Temperaturen im Slowcooker

Braucht man das?“ ist eine neue Serie, die ich in lockerer Form hier veröffentlichen möchte. Dabei stelle ich Geräte, Zubehör, Rezepthefte, Rezepte und was-auch-immer-vor, das mir unter die Augen kommt und etwas mit dem Slowcooker zu tun hat.

Temperaturen messen

Was ist das?

„Hilfe – nach sechs Stunden hatte mein Slowcooker 93 Grad. Ist das Gerät kaputt und muss ich es zurück schicken?“ Neuerdings bekomme ich hier, in Mails oder in den Slowcooker-Fangruppen bei Facebook immer öfter Fragen zu angeblich richtigen oder falschen Temperaturwerten beim Langsamkochen.

Wie geht das?

Man hält für eine Weile ein Thermometer in die Speise. Wie ich mitbekommen habe, ist das bei manchen Slowcooker-Neulingen die erste Aktion mit ihrem Gerät – statt zu kochen vermessen sie die erreichten Temperaturen.

Was kostet es?

Eigentlich nur Zeit. Ein Bratenthermometer ist in einem gut ausgestatteten Haushalt eh vorhanden, ansonsten kann man analoge Exemplare für wenige Euro kaufen, digitale gibt es ab 20 Euro aufwärts.

Was steckt dahinter?

Ich denke mal, der Wunsch, das ungewohnte und unpräzise Kochverfahren „Langsamkochen“ durchschaubarer zu machen. Und vielleicht auch, Anhaltspunkte für Kochzeiten zu gewinnen und lose Angaben wie „sechs bis acht Stunden auf LOW“ zu konkretisieren.

Braucht man das?

Ganz klares Nein. Denn ein Temperaturwert an sich sagt gar nichts aus, weil zig Variablen einen Einfluß darauf haben:

  • An welcher Stelle im Topf wurde gemessen? Nah an den „Heizbändern“, weiter weg davon?
  • Wieviel Füllmenge ist wovon im im Topf? Handelt es sich um dünn- oder dickflüssige Gerichte?
  • Wie war die Ausgangstemperatur der Speise? Welche Heizstufe war wie lange eingestellt?
  • Welches Topfmodell besitzt man? Hat das einen „internen“ Regler zum Abgleich von Temperaturen?
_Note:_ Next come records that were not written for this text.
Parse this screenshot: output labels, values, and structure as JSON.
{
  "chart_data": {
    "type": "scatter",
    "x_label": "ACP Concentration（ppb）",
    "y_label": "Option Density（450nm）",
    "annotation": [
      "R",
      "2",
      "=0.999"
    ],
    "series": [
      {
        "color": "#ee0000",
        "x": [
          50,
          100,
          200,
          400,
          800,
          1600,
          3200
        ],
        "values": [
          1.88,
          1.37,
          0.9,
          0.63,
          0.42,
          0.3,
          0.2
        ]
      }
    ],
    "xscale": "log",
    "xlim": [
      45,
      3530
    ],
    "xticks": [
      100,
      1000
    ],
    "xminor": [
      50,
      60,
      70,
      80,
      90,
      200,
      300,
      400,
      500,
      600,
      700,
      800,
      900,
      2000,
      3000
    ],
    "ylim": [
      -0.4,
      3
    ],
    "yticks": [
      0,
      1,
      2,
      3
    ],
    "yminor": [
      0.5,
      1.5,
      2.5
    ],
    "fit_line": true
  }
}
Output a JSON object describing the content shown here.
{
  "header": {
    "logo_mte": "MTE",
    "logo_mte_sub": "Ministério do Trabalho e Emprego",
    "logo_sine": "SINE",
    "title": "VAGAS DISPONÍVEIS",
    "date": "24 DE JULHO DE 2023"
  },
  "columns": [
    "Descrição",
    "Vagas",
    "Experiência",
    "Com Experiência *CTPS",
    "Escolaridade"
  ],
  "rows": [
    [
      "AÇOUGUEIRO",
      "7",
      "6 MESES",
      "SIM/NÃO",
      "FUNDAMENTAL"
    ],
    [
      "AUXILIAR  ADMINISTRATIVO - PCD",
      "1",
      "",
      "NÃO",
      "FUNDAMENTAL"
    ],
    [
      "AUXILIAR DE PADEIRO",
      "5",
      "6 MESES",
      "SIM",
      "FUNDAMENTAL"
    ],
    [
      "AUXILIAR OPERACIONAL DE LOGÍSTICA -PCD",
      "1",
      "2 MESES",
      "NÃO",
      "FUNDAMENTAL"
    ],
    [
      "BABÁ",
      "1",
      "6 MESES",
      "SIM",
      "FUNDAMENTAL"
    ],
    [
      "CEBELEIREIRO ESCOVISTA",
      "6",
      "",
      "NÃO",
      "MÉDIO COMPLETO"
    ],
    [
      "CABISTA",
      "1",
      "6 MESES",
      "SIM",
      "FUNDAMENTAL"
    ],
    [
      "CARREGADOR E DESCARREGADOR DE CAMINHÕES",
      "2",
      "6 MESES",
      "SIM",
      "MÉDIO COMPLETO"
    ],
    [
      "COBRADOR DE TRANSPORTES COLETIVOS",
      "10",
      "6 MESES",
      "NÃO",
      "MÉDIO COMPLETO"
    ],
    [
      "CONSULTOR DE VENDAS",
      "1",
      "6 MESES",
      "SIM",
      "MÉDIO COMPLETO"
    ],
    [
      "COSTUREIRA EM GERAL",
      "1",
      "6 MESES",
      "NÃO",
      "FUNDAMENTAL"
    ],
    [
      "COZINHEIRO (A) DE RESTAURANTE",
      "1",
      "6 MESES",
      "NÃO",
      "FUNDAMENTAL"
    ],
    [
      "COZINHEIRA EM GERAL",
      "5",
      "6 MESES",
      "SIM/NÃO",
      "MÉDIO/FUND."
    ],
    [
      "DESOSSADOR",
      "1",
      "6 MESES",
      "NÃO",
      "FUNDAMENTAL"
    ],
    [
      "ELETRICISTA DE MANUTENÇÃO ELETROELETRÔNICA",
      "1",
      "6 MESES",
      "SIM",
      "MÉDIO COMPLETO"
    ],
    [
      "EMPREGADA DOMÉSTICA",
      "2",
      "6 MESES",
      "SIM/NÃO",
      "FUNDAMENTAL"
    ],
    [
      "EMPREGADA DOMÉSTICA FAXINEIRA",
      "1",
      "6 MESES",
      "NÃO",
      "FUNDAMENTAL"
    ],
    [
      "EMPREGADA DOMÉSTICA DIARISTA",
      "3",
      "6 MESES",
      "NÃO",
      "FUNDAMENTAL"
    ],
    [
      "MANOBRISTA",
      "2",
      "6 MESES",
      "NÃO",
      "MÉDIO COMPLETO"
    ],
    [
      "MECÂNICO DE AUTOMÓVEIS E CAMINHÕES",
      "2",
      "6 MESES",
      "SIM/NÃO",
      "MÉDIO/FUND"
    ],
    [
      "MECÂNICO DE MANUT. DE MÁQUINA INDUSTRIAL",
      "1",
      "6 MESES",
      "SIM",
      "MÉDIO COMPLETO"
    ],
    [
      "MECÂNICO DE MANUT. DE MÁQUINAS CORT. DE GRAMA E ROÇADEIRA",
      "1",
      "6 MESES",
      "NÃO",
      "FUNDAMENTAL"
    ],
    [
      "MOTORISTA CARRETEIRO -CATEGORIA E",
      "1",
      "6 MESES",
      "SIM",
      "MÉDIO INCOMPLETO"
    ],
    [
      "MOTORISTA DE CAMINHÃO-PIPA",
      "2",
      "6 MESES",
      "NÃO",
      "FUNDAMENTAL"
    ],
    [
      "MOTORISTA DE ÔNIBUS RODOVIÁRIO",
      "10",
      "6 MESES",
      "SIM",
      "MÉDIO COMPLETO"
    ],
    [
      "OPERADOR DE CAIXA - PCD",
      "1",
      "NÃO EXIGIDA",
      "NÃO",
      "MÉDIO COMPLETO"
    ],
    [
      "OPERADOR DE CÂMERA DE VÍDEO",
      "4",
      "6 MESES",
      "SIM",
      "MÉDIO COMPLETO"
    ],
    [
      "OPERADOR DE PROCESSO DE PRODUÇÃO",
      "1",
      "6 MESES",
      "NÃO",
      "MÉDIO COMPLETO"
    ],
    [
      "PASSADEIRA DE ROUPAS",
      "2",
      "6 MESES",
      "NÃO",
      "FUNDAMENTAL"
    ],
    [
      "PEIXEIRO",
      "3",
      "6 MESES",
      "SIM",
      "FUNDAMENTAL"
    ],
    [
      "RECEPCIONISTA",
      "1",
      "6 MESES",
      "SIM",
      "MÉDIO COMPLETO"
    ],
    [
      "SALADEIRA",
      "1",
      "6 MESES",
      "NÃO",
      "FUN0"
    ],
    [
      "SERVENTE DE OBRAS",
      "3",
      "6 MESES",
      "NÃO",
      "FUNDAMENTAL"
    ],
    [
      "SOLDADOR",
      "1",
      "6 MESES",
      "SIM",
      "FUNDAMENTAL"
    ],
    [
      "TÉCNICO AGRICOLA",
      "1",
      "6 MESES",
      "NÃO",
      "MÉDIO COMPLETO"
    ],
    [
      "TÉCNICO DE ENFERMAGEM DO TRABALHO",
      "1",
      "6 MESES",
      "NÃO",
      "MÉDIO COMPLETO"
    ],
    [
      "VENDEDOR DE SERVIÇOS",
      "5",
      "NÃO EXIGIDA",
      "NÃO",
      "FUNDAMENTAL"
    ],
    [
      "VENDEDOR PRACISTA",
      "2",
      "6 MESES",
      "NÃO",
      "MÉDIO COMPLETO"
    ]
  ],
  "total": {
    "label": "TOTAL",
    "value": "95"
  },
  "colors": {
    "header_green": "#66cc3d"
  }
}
Die „Punktmessungen“ vernachlässigen all diese Faktoren. Grundsätzlich ist es allerdings schon so, dass bei LOW idealerweise Temperaturen zwischen 75 und 80 Grad im Topf herrschen, bei High 85 bis 90. Leichtes Köcheln am Rand ist dabei kein Problem, brodelndes Kochen durch den ganzen Topf hinweg schon – und letzteres erkennt man auch ohne Temperaturmessung mit blossem Auge.

Gibt es echt keinen Grund zum Temperaturmessen?

Naja, einen doch – wenn man berechtigte Zweifel daran hegt, dass der eigene Slowcooker überhaupt bakteriensichere Temperaturbereiche erreicht. Wenn also Gerichte überhaupt nicht gar zu werden scheinen, dann sollte man Leitungswasser erhitzen und die Temperatur ermitteln: Nach acht Stunden LOW muss Wasser mehr als 75 Grad erreicht haben.

Mein ganz persönliches Fazit

Slowcooker sind keine gradgenauen SousVide-Geräte. Mich (als Nicht-Wissenschaftler, sondern Hausfrau) interessiert es nicht, ob ein Gerät letztendlich 78, 82, 87  oder 93 Grad erreicht, denn ich denke nicht in Grad, sondern in Stunden. Soll heißen, ich merke mir, welche Garzeiten welche Speisen in meinen diversen Topfmodellen haben – und schließe daraus, ob sie ordentlich arbeiten.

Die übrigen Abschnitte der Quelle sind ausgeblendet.